Amazon has a goal of having 50% of its shipments being made net-zero carbon by 2030. In 2021, more than 100 million packages were delivered to customers with zero-emissions vehicles and the company said that number will scale.
One of the retail and logistics giant’s well-known initiatives is its pledge to purchase of 100,000 Rivian electric delivery vehicles by 2030. Initial vehicles were delivered and put into operation in July 2022. In September, Amazon announced another initiative that by next year will replace diesel fuel in its internal-combustion delivery vehicles with ultra-low carbon electrofuels. The supplier of that fuel to Amazon is Sacramento, Calif.-based Infinium.
As is the case with Rivian, Amazon has invested in Infinium through its $2-billion Climate Pledge Fund, which was established to help Amazon meet its goal of being net-zero carbon by 2040. Amazon will initially use electrofuel in its “middle-mile fleet,” trucks that operate from vendors and its fulfillment centers to its sortation and delivery stations.
The Infinium fuel is said to reduce greenhouse gases by some 95% compared with fossil fuels.
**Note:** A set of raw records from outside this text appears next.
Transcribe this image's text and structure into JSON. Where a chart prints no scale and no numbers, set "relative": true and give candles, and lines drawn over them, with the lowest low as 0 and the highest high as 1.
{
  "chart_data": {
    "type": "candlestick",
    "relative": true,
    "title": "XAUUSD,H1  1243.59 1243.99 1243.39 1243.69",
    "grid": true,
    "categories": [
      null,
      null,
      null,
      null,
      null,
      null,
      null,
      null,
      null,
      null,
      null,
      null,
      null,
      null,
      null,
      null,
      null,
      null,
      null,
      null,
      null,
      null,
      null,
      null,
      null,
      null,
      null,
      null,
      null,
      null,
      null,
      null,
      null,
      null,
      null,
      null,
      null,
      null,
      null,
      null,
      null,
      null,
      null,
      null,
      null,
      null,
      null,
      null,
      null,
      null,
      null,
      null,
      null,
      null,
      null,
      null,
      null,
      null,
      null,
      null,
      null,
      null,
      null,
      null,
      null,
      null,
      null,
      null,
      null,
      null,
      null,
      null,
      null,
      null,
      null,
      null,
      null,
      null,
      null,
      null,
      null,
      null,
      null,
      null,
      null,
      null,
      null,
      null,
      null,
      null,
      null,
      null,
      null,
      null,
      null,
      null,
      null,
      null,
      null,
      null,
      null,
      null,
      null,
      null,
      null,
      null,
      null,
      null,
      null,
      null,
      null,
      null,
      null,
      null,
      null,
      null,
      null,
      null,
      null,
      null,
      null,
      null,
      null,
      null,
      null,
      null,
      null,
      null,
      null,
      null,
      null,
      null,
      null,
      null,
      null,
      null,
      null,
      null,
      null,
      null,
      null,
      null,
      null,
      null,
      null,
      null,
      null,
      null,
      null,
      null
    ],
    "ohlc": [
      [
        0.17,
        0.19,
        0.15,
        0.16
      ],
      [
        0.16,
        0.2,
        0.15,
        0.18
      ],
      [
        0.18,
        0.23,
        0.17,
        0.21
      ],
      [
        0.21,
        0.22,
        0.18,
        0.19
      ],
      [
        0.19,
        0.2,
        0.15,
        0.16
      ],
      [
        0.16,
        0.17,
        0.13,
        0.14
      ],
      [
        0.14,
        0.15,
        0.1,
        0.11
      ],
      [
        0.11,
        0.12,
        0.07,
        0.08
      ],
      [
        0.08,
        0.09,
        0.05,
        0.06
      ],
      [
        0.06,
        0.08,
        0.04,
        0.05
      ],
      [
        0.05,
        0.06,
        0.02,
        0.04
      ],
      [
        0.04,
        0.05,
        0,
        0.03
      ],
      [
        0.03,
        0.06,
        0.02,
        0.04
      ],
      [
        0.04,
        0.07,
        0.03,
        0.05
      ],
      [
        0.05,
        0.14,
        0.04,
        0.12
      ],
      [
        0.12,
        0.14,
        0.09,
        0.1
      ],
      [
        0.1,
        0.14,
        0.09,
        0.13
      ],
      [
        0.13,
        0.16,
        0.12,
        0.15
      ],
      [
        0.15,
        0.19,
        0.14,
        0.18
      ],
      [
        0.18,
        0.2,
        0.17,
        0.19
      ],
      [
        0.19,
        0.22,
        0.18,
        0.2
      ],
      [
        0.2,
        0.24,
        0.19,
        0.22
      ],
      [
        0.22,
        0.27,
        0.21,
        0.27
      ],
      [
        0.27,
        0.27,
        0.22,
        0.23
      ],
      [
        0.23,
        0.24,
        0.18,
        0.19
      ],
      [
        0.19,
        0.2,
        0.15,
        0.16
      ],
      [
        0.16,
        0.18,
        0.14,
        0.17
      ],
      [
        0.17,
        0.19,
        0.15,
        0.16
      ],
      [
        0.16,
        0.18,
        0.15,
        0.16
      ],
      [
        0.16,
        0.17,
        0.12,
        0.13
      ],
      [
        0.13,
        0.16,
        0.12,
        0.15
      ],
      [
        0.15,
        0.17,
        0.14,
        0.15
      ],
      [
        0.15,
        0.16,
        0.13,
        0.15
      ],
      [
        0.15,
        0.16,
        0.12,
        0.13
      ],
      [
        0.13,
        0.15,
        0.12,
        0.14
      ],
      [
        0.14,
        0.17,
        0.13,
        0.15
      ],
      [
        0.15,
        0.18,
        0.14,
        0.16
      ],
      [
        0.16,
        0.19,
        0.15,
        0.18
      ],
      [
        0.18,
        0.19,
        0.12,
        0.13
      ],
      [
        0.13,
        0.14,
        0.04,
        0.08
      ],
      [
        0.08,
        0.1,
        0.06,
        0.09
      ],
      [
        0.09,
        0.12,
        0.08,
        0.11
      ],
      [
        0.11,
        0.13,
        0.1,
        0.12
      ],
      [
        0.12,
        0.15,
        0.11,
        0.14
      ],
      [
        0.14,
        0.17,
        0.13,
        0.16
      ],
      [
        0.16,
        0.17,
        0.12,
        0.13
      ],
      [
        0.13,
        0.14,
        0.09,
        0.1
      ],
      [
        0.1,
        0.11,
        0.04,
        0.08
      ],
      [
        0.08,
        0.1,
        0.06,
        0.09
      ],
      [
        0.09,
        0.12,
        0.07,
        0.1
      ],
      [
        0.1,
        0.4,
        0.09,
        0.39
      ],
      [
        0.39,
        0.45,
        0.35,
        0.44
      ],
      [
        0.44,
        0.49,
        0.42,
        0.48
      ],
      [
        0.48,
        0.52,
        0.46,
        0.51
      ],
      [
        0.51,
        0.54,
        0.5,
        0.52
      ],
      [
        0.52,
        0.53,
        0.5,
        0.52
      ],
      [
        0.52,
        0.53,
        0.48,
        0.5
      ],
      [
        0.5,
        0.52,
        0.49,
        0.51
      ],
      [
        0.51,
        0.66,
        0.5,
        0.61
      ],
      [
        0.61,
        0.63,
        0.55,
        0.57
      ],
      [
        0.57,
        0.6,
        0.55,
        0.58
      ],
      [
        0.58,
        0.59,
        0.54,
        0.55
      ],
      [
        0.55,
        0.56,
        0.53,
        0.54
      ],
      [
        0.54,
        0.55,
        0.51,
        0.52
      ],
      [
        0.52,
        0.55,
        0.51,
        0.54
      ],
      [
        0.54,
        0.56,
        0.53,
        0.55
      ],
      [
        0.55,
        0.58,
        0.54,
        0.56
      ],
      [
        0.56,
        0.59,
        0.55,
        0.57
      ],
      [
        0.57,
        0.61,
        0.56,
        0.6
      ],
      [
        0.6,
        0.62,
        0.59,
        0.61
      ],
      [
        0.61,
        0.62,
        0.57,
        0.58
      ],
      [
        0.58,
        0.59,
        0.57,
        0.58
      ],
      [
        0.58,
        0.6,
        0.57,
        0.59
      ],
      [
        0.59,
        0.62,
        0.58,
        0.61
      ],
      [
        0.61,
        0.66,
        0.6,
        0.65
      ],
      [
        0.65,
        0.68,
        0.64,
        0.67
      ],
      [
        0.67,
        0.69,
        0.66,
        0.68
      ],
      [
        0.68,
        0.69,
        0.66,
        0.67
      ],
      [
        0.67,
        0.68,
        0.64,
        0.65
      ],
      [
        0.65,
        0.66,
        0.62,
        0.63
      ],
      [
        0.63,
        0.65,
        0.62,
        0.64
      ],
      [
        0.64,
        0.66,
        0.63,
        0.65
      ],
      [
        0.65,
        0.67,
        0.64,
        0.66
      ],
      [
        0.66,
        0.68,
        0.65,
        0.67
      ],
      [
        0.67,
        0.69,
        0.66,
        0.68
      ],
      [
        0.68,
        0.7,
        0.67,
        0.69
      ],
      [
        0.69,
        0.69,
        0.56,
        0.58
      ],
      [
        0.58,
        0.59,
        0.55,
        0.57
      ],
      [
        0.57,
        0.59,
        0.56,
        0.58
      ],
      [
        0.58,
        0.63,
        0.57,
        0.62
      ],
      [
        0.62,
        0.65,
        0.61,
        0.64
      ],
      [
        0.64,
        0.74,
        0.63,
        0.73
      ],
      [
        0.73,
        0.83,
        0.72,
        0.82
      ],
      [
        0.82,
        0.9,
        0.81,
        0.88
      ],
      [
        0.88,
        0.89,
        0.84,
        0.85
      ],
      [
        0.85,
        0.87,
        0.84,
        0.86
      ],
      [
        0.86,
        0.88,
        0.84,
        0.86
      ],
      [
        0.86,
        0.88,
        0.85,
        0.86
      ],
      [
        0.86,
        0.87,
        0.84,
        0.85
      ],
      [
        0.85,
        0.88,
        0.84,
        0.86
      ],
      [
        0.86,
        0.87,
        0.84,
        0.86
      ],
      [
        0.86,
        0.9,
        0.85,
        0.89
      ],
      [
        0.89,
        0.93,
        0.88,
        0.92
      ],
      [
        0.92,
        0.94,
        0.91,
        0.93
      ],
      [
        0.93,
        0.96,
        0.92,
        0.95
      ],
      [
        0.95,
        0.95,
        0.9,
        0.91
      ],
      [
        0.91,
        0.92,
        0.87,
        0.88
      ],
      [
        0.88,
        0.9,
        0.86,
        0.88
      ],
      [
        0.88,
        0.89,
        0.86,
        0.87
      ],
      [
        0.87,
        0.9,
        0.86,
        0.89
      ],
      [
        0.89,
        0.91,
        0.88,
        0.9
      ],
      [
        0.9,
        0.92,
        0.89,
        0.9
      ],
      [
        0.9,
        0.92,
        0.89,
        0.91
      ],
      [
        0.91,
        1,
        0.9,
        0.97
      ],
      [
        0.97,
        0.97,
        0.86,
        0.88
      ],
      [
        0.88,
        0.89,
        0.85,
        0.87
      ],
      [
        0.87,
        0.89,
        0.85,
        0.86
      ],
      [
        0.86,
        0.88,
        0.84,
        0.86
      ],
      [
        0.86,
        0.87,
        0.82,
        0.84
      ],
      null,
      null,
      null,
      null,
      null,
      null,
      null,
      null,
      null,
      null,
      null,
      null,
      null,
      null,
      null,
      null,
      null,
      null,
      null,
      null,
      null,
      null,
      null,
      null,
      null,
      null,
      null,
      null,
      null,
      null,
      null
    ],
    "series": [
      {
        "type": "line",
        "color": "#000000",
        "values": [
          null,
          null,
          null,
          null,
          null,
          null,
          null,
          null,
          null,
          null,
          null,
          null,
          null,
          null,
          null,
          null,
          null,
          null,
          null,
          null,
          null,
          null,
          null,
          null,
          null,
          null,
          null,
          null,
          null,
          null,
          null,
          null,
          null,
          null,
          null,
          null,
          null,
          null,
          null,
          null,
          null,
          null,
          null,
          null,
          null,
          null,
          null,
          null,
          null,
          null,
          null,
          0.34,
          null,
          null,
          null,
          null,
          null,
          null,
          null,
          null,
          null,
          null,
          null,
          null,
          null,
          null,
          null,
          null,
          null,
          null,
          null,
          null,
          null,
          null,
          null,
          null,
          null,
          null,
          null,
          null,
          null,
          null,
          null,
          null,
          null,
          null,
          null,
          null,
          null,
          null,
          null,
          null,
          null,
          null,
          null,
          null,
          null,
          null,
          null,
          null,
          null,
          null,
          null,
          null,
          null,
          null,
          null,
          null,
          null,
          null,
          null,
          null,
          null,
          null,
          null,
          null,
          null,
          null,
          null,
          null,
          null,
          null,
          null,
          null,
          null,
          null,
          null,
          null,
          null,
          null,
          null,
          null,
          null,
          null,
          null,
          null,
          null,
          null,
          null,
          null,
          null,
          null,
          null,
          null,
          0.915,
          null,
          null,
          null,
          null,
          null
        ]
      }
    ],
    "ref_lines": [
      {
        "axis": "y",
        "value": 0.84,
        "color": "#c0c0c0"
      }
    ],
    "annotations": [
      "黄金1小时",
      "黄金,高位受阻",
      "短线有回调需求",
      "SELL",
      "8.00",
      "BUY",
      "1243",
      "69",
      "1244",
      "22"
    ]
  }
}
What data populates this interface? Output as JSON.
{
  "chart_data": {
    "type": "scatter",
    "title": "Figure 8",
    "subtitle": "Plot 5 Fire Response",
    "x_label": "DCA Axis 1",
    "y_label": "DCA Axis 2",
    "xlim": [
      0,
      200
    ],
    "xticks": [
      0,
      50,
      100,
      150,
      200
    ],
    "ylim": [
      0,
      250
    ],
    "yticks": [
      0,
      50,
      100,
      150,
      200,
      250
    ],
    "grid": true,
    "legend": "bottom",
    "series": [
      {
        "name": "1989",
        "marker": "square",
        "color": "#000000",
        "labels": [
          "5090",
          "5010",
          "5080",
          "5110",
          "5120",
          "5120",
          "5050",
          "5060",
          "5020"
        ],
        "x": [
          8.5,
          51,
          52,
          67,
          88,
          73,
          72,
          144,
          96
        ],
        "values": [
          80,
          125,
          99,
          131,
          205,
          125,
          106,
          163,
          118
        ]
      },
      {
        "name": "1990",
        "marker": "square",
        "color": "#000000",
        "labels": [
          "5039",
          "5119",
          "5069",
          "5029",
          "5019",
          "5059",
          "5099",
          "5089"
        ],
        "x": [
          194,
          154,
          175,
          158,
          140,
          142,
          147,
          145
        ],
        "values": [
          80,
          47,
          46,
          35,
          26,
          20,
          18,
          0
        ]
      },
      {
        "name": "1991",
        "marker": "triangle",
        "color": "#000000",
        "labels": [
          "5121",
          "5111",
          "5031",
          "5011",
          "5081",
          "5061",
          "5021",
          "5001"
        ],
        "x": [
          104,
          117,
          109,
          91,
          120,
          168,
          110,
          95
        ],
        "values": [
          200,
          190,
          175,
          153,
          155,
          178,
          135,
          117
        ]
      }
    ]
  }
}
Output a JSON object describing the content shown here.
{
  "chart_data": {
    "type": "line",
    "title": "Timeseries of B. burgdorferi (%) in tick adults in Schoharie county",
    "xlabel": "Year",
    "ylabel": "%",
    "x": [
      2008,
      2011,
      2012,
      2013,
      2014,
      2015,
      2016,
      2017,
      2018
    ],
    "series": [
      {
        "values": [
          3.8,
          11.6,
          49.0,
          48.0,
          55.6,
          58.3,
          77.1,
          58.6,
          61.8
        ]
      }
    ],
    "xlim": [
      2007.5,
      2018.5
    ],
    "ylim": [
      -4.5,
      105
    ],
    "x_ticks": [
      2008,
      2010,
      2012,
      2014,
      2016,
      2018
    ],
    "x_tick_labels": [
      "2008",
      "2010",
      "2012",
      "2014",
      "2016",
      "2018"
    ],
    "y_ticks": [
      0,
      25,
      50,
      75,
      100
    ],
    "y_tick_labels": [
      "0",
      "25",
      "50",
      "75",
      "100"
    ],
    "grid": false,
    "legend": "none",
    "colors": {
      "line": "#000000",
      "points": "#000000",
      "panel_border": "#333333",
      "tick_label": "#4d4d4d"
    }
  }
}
The company is building an electrofuels-production operation in Texas that will use ‘green’ hydrogen — hydrogen produced with renewable power — and 18,000 tons of recycled carbon waste to produce the fuels.
According to Infinium CEO Robert Schuetzle, the fuel is a combination of CO2 and green hydrogen. He said to make the blend, “Infinium uses its proprietary-technology production process to combine industrial carbon-dioxide waste that would otherwise be emitted into the atmosphere with green hydrogen produced from renewable power. This is done through a two-step catalytic reaction, using proprietary catalysts to transform the CO2 and H2 into diesel, jet fuel and other drop-in fuels and chemicals.”
Schuetzle said his company has spent more than a decade developing its fuel-production technology, which is unique because “it provides an end-to-end production process on-site, requiring no post-processing or refining in the base design.”
Asked whether the fuel is liquid or gas and, if gas, is it under pressure or cryogenic conditions? He described the electrofuels as “ultra-low-carbon liquid transportation fuels” that do not require a different kind of fuel tank in the vehicles. The fuels are “drop-in replacements” for traditional fossil-based fuels and can use today’s incumbent storage, tankage and transportation infrastructure.
Multiple engine applications
Energy content of the Infinium fuel is similar to that of its fossil-based alternatives. The company produces diesel products that can be used in today’s diesel engines. Replacing gasoline is not a focus of the technology offering, Schuetzle explained.
Diesel engines do not need to be modified (injectors, seals, etc.), he asserted. The fuel also can be used in marine and aircraft engines without modifications.
Regarding emissions, Schuetzle said the Infinium electrofuels reduce CO2 emissions by upwards of 100% over petroleum fuels and contain no sulfur. Their particulate (PM) constituent also is lower, he claimed. Oxides of nitrogen (NOx) and sulfur oxides (SOx) also are “lowered” when combusted compared to a traditional fossil-based fuel, the company said.
The Infinium fuel’s production costs are based on multiple site-specific input factors, he said. The company expects that as electrofuels begin to scale and key production costs are reduced, their cost will become more competitive with other options in the marketplace.